En débarquant de façon inattendue à la Pâtisserie Villeray, le fils de l'un des fondateurs a revigoré une entreprise en perte de vitesse.

Diplômé en finance, Joseph Khouri avait amorcé une carrière prometteuse chez Desjardins. Mais sans qu'il en soit vraiment conscient, le désir d'entrepreneuriat était en train de s'éveiller en lui.

«Je n'en pouvais plus de travailler pour quelqu'un d'autre, dit-il. J'avais des bonnes conditions de travail, mais j'étais malheureux.»

À l'automne 2011, à l'âge de 25 ans, il a démissionné de son poste de directeur du développement des affaires sans trop savoir ce qui l'attendait. Un peu inquiet, son père lui a glissé: «Tant qu'à ne rien faire à la maison, pourquoi ne viens-tu pas travailler avec moi?» Sans trop y penser, Joseph a dit oui.
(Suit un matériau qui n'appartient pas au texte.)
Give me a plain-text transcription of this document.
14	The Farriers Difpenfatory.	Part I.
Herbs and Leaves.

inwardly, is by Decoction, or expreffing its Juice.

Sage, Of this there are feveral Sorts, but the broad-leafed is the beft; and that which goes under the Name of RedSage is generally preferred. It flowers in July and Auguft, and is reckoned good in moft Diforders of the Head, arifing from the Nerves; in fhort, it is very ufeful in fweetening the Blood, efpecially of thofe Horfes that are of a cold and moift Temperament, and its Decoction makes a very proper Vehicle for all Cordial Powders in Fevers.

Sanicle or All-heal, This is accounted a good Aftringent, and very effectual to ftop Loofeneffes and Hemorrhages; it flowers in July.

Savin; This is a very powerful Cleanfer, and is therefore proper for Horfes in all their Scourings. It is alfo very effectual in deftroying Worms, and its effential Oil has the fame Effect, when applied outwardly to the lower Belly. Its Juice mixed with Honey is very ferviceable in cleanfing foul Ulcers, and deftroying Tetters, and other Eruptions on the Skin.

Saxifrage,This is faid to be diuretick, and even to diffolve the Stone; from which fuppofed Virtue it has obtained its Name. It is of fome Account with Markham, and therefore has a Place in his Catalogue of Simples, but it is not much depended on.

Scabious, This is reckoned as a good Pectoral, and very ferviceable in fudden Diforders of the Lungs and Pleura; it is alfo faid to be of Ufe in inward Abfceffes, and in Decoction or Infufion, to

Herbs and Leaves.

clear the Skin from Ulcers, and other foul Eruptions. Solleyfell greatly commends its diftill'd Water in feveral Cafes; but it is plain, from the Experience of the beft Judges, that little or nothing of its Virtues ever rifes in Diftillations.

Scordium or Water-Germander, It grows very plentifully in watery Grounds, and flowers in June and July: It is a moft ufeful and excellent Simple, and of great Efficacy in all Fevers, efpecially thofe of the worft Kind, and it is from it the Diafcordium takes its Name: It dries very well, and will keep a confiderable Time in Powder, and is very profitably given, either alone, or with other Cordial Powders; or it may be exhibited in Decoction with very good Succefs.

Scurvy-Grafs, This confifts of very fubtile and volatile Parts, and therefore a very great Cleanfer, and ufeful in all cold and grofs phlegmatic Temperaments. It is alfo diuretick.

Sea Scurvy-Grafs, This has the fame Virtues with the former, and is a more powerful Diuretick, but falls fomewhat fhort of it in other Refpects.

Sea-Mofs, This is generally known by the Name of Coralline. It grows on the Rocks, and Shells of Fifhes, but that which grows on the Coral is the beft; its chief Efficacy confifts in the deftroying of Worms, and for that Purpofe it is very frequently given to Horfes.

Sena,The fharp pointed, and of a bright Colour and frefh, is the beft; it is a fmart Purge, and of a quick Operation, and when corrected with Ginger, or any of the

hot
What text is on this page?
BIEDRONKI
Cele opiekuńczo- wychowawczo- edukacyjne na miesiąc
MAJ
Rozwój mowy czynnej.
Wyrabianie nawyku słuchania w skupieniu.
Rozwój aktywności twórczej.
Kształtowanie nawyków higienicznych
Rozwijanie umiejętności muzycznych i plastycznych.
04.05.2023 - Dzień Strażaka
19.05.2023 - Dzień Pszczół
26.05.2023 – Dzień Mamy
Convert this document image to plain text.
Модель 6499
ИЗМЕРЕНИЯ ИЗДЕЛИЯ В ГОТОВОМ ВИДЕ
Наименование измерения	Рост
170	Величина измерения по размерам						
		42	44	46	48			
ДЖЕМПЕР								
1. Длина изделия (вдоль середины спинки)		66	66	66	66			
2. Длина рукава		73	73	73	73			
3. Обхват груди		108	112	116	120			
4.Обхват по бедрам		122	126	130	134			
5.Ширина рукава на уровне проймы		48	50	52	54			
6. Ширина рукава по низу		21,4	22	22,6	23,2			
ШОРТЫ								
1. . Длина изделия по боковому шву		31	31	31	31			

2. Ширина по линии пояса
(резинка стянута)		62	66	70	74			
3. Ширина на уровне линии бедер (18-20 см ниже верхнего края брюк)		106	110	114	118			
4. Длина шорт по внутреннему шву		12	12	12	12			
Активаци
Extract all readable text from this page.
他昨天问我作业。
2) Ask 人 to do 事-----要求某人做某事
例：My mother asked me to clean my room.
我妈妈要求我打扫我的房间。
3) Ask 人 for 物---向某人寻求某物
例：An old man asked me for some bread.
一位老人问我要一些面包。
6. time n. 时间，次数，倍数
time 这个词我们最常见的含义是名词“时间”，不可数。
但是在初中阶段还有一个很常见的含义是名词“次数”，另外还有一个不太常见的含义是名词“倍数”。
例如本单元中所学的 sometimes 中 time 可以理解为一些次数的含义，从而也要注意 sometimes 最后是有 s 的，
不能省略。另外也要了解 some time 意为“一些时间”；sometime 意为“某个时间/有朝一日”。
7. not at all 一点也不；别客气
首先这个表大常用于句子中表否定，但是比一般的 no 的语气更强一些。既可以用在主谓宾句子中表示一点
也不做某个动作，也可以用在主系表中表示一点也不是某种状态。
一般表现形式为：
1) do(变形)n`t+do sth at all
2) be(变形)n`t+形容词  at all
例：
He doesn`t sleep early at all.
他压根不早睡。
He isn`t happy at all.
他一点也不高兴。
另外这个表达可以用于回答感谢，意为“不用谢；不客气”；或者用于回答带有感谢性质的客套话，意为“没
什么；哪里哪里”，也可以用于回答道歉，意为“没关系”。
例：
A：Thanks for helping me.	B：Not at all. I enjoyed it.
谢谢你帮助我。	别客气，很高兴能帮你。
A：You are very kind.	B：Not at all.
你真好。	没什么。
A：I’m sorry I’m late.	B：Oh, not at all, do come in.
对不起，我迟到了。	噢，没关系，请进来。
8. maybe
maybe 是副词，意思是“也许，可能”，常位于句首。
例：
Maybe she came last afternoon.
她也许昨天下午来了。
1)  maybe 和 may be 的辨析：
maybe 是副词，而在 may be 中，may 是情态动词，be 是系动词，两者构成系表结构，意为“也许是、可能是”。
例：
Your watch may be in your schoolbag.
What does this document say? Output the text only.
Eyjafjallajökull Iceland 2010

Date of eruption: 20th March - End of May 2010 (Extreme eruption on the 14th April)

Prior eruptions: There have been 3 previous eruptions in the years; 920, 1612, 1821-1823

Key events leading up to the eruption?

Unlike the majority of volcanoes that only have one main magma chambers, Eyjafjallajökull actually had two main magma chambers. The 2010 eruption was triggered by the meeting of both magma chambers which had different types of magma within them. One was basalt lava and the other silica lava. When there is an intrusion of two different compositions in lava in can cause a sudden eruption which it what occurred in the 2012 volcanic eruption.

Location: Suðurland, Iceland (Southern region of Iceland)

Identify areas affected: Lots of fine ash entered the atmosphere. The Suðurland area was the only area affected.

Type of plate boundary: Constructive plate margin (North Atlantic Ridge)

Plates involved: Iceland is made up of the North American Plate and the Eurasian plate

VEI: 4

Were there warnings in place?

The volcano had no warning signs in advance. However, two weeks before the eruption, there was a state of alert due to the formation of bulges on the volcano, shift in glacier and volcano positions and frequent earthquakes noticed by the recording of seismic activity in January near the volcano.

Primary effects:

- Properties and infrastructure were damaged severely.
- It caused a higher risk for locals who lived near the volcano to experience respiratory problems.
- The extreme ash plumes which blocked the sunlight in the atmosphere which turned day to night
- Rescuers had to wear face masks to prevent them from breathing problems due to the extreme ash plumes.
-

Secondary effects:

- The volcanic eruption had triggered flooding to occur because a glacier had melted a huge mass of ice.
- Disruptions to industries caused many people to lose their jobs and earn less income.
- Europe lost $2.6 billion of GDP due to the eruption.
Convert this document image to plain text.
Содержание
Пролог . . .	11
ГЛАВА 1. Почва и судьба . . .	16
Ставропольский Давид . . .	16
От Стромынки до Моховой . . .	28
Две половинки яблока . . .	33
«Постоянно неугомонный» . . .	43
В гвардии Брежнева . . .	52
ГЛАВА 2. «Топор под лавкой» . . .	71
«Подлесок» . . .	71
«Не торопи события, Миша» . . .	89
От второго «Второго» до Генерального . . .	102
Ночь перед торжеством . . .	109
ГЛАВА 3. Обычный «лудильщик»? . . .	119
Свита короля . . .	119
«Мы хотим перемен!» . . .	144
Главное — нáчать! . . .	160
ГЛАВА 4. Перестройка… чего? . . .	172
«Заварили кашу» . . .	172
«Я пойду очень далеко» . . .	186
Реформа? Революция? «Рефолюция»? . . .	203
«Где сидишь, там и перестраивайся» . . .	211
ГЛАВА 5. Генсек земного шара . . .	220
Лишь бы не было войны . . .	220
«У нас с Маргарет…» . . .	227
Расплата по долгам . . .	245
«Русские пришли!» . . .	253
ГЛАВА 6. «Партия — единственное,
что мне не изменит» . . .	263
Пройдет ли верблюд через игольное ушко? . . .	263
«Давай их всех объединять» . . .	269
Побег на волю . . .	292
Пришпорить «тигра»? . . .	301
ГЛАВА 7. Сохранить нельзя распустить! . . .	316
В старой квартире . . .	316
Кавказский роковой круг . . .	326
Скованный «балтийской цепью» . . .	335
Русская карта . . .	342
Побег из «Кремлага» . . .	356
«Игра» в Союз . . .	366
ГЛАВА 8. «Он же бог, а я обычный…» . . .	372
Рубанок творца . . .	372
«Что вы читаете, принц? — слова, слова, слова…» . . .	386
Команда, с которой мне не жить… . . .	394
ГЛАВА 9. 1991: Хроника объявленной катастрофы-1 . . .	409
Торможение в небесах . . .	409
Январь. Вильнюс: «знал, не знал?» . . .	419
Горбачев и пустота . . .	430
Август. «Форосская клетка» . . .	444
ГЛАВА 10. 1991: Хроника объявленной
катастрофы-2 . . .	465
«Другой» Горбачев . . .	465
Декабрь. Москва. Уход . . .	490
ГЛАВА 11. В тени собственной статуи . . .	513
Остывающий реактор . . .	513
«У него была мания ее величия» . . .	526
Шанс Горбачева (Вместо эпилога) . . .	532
En 1980, Souheil Khoury et Hassan Haddad, deux immigrés syriens, fondaient la Pâtisserie Villeray. L'entreprise se présente comme le plus important fabricant de baklavas du Canada. Mais depuis quelques années, les ventes périclitaient.

Quelques semaines après avoir commencé à travailler avec son père, Joseph lui a lancé: «Vous avez une mine d'or, mais personne ne s'en occupe!» Loin de s'indigner de ce coup de gueule, le sexagénaire a calmement répondu qu'après plus de 30 ans, il avait perdu le feu sacré. La voie était libre pour l'ambitieux jeune homme.

Il s'est mis sur la route, allant à la rencontre des gérants des rayons de boulangerie dans les supermarchés pour les convaincre de mettre ses produits sur leurs tablettes. Certains marchands n'avaient pas placé de commande depuis des années, Pâtisserie Villeray ayant négligé de les solliciter. D'autres laissaient passer plusieurs semaines avant de se réapprovisionner, faisant perdre de précieux revenus à l'entreprise.

Pour faciliter le suivi des commandes, Joseph Khoury a créé des fiches informatiques pour chaque client, calquant les pratiques des grandes entreprises. Stimulé par les efforts de son fils, Souheil Khoury a retroussé ses manches et allongé ses heures de travail.

Bond des ventes

En moins de deux ans, l'entreprise a doublé sa production, qui oscille aujourd'hui entre 8000 et 10 000 baklavas par jour. Le chiffre d'affaires et les profits ont suivi. Le nombre de clients dépasse aujourd'hui les 450, contre à peine une centaine avant l'arrivée de Joseph. Les trois quarts des supermarchés situés dans la vallée du Saint-Laurent, et même au-delà, offrent les produits de la Pâtisserie Villeray.

L'entreprise a fini par se sentir à l'étroit dans son local de la rue Villeray, qu'elle occupait depuis ses débuts. L'hiver dernier, elle a déménagé dans un espace quatre fois plus grand situé près du Marché central et a pris un nouveau nom: Pâtisserie Al-Sultan.

Mais Joseph n'était pas encore devenu un entrepreneur en bonne et due forme. Plus tôt cette année, il a donc récupéré l'ancien local de l'entreprise de son père pour créer la sienne: un café où l'on vend des baklavas pur beurre, de la crème glacée et des bonbons. Le commerce profite de la clientèle de l'ancienne Pâtisserie Villeray, mais bénéficie aussi à l'entreprise du paternel, puisque c'est là, évidemment, qu'il s'approvisionne en baklavas.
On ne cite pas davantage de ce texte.